Recently I had to rescue my daughter's PC from some nasty malware. For many security professionals, troubleshooting family systems is a common weekend / after hours challenge, and a lot of us are not in the business of desktop remediation.
I find that the ISO based whole system virus scanners are not a bad starting point to get rid of the low hanging fruit. I have used F-Secure, and Kaspersky among others.
I also find that after the scanning/remediation process, XP registry entries are often still broken leading a lot of people to the point of just re-installing. Of course, re-installing is sometimes the only option for deeply embedded malware and/or rootkit.
A tool I found useful when I was poking through the HKEY_USER registry hive was 'USER2SID' since those registry entries are keyed by the SID. I also found that the malware I was dealing with had re-written the 'exefile' and '.exe' startup shell keys to be its own EXE file which was somewhat frustrating when that malware exe file was finally missing. (ie: Windows kept asking what program to open an exe with!!)

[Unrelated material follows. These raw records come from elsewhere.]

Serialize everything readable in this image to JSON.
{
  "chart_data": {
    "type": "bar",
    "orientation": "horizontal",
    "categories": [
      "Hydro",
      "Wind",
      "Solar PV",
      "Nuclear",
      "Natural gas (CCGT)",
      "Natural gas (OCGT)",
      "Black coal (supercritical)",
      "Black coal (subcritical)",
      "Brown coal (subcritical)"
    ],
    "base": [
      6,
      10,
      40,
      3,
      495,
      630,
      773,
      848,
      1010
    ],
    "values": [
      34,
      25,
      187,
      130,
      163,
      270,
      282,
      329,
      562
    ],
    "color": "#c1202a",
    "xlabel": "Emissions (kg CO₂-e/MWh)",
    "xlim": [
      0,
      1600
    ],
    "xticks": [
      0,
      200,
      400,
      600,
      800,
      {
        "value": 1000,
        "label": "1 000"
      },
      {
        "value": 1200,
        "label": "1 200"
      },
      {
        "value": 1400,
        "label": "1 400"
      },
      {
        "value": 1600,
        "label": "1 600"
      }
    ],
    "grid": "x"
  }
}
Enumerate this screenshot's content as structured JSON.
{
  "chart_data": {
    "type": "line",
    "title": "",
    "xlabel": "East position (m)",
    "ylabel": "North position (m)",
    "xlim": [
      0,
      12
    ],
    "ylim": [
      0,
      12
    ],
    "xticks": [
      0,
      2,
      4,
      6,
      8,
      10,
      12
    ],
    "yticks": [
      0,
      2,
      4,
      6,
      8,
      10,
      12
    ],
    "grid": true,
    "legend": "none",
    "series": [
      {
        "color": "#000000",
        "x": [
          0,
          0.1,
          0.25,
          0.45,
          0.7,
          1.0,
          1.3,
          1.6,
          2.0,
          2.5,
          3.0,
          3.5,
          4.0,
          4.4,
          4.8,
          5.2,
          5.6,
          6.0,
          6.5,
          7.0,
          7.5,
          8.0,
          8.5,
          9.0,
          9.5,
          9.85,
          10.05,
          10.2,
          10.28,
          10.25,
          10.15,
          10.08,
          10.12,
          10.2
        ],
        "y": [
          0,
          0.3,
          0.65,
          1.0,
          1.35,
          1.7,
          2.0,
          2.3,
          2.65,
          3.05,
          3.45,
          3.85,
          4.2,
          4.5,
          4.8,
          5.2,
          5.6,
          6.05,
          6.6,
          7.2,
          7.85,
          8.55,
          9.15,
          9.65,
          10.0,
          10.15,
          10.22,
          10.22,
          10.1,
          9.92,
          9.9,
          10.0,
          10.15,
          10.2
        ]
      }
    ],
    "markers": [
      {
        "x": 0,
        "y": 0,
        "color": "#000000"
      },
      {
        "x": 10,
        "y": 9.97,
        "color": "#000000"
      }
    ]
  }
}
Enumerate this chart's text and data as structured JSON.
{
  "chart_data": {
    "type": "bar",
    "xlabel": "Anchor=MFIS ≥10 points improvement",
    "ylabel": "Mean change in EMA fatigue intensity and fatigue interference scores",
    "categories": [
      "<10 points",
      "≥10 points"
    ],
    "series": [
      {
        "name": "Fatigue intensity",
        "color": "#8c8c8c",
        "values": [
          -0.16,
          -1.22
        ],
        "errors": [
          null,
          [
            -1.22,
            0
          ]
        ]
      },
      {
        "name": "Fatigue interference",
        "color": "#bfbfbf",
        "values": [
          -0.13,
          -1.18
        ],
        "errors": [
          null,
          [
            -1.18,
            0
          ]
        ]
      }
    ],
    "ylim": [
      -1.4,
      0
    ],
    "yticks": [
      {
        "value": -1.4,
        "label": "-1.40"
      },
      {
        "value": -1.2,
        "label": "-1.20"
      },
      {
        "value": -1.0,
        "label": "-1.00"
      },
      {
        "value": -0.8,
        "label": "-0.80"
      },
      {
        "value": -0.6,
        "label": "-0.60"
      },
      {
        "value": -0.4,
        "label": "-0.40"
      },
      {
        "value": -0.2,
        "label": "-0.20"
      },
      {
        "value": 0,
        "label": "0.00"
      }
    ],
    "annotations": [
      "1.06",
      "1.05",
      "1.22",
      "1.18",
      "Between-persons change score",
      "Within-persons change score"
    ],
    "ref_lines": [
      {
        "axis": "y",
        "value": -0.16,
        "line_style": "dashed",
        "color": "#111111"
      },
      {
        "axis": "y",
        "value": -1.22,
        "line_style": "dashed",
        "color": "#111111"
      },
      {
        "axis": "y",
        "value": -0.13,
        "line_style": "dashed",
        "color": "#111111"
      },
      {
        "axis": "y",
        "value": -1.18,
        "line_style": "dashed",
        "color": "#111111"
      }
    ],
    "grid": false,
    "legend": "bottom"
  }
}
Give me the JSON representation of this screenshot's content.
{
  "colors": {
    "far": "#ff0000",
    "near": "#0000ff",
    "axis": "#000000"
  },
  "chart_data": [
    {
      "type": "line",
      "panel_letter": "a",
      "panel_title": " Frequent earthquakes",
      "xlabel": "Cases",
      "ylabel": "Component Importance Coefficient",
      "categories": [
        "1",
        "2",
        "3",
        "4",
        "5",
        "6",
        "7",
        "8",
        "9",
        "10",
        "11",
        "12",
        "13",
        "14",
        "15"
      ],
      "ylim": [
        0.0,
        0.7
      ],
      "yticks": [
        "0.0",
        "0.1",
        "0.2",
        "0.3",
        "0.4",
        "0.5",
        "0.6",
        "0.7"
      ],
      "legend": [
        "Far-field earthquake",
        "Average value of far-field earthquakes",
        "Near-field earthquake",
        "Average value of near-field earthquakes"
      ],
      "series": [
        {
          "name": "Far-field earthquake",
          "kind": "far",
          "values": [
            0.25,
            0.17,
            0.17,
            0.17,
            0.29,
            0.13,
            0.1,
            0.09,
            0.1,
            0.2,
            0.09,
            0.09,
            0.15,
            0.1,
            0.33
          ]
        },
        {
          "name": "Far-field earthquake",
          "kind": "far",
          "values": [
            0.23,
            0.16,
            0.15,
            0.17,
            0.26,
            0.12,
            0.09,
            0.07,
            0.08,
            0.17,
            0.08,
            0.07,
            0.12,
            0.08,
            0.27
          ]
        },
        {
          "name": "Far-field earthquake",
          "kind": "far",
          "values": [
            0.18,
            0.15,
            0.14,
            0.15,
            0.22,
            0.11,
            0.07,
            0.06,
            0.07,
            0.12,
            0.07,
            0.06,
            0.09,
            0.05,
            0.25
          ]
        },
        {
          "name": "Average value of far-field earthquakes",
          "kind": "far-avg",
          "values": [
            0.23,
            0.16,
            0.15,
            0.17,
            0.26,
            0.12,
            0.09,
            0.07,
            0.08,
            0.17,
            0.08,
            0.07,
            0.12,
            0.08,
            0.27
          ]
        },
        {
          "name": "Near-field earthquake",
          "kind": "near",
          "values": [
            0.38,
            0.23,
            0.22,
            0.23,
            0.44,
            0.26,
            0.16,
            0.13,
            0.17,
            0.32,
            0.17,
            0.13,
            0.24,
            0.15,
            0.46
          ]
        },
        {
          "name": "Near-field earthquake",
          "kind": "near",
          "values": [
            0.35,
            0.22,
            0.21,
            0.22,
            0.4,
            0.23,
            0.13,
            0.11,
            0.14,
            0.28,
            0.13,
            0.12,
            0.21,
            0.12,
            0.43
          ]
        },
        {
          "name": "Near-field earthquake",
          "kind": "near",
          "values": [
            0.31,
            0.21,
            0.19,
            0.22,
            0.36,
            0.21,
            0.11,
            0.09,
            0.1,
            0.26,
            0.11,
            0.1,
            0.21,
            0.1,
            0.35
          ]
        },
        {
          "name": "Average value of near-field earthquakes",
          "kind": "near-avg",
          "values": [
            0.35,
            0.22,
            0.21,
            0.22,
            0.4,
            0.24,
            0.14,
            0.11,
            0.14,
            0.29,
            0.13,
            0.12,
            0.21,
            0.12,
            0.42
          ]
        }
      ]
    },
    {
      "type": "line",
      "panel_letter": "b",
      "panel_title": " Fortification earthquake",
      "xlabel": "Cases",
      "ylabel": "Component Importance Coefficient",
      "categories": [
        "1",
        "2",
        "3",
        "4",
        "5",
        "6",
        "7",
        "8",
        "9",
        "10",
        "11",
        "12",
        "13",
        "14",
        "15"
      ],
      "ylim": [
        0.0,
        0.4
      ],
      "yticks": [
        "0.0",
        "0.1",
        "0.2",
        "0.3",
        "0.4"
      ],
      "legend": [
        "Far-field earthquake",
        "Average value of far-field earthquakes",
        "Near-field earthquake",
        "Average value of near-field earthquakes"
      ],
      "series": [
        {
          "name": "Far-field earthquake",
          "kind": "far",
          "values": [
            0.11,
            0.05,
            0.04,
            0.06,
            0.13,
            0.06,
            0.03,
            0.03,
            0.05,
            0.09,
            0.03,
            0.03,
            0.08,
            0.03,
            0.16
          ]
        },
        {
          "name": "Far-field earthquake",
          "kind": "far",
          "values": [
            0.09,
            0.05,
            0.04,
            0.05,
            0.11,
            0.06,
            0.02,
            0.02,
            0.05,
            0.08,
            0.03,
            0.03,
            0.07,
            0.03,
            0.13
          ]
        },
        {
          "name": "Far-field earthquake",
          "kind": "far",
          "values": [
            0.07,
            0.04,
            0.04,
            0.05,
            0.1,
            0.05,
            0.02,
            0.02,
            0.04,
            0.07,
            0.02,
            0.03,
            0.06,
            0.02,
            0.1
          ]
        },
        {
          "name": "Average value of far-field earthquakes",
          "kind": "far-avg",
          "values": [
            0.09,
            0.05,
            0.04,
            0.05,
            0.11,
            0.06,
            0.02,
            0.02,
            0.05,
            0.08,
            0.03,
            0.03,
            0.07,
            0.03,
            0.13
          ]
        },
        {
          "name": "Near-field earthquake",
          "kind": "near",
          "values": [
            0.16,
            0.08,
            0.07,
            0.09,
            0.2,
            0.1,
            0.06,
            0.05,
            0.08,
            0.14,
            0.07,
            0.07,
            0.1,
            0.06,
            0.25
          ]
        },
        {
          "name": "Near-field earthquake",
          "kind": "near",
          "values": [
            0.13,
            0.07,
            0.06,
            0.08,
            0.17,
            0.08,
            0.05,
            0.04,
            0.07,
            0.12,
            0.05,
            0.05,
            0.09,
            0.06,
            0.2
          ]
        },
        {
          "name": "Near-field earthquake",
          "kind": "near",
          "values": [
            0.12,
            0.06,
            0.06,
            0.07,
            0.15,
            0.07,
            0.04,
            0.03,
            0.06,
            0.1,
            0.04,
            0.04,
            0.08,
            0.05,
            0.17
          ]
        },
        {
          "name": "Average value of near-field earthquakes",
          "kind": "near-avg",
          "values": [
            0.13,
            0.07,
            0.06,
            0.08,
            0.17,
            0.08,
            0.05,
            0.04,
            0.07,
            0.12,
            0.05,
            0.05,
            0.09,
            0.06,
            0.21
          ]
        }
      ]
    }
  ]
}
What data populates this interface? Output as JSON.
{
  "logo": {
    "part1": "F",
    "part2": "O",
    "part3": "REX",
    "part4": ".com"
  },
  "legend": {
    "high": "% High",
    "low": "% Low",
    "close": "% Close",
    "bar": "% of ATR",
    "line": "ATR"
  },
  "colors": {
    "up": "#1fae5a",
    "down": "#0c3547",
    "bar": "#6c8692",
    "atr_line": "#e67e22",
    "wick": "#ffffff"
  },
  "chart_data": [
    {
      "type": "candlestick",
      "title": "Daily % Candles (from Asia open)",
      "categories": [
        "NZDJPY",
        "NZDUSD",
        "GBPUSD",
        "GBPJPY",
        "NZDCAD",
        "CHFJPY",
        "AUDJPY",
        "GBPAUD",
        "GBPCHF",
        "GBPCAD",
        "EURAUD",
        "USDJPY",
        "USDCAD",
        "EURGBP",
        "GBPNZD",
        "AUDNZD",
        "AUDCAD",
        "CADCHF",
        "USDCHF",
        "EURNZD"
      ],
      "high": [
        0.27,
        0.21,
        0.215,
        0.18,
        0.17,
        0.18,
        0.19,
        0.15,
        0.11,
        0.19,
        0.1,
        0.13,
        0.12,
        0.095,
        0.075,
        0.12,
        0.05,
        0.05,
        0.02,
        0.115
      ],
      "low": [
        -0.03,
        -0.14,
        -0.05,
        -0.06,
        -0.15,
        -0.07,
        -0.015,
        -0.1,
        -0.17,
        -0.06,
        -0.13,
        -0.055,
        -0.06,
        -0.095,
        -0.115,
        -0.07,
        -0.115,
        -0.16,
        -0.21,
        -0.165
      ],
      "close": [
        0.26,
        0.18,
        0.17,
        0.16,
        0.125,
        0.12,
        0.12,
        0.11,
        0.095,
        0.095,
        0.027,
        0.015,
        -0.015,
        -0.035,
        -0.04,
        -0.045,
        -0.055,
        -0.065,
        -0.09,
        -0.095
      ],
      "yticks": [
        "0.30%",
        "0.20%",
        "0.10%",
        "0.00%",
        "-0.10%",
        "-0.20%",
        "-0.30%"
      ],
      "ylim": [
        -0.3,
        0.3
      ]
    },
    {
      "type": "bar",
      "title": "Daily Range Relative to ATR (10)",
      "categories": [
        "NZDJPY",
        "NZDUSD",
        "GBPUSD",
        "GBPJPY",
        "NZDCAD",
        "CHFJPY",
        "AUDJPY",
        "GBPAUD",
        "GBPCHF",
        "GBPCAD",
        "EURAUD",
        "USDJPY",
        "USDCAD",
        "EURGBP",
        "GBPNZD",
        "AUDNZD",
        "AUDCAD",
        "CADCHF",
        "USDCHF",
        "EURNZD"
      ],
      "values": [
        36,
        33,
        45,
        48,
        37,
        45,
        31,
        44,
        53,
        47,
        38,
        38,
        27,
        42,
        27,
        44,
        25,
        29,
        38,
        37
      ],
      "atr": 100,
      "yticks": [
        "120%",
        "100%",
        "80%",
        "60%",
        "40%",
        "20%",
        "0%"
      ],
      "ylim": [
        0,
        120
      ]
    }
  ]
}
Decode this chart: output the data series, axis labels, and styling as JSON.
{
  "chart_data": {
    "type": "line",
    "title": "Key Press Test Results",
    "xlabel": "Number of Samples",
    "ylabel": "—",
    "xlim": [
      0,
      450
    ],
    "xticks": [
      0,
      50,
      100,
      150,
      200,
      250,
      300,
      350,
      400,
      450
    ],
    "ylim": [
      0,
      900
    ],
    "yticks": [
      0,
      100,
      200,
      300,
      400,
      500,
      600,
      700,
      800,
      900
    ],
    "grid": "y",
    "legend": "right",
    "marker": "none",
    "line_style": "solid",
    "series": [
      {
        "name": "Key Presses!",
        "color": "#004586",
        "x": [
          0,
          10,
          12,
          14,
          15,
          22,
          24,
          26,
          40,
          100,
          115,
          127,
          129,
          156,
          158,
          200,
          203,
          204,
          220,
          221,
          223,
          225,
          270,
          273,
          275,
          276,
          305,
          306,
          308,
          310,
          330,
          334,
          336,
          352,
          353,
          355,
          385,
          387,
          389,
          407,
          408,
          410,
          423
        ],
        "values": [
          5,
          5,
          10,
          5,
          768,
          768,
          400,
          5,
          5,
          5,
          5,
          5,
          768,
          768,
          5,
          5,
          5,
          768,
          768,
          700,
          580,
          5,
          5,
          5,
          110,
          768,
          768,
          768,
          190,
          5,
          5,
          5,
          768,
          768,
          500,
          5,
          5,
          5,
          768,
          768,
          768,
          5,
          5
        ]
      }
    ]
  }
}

Also, age old advice is to remember those program startup registry keys which are often used to infect/re-infect things:
%systemdrive%\Documents and Settings\All Users\Start Menu\Programs\Startup
%systemdrive%\Documents and Settings\username\Start Menu\Programs\Startup
%windir%\Profiles\All Users\Start Menu\Programs\Startup
Don't forget about our old SysInternals tools, particularly 'AutoRuns' and 'Process Explorer' which I continue to find extremely useful.
The Windows utility SFC.EXE is useful for a diff scan of critical system files as long as it has not been compromised.
*** Always use READ-ONLY media when in a desktop incident response situation like this otherwise anything goes with regard to what is written to your favorite USB memory stick!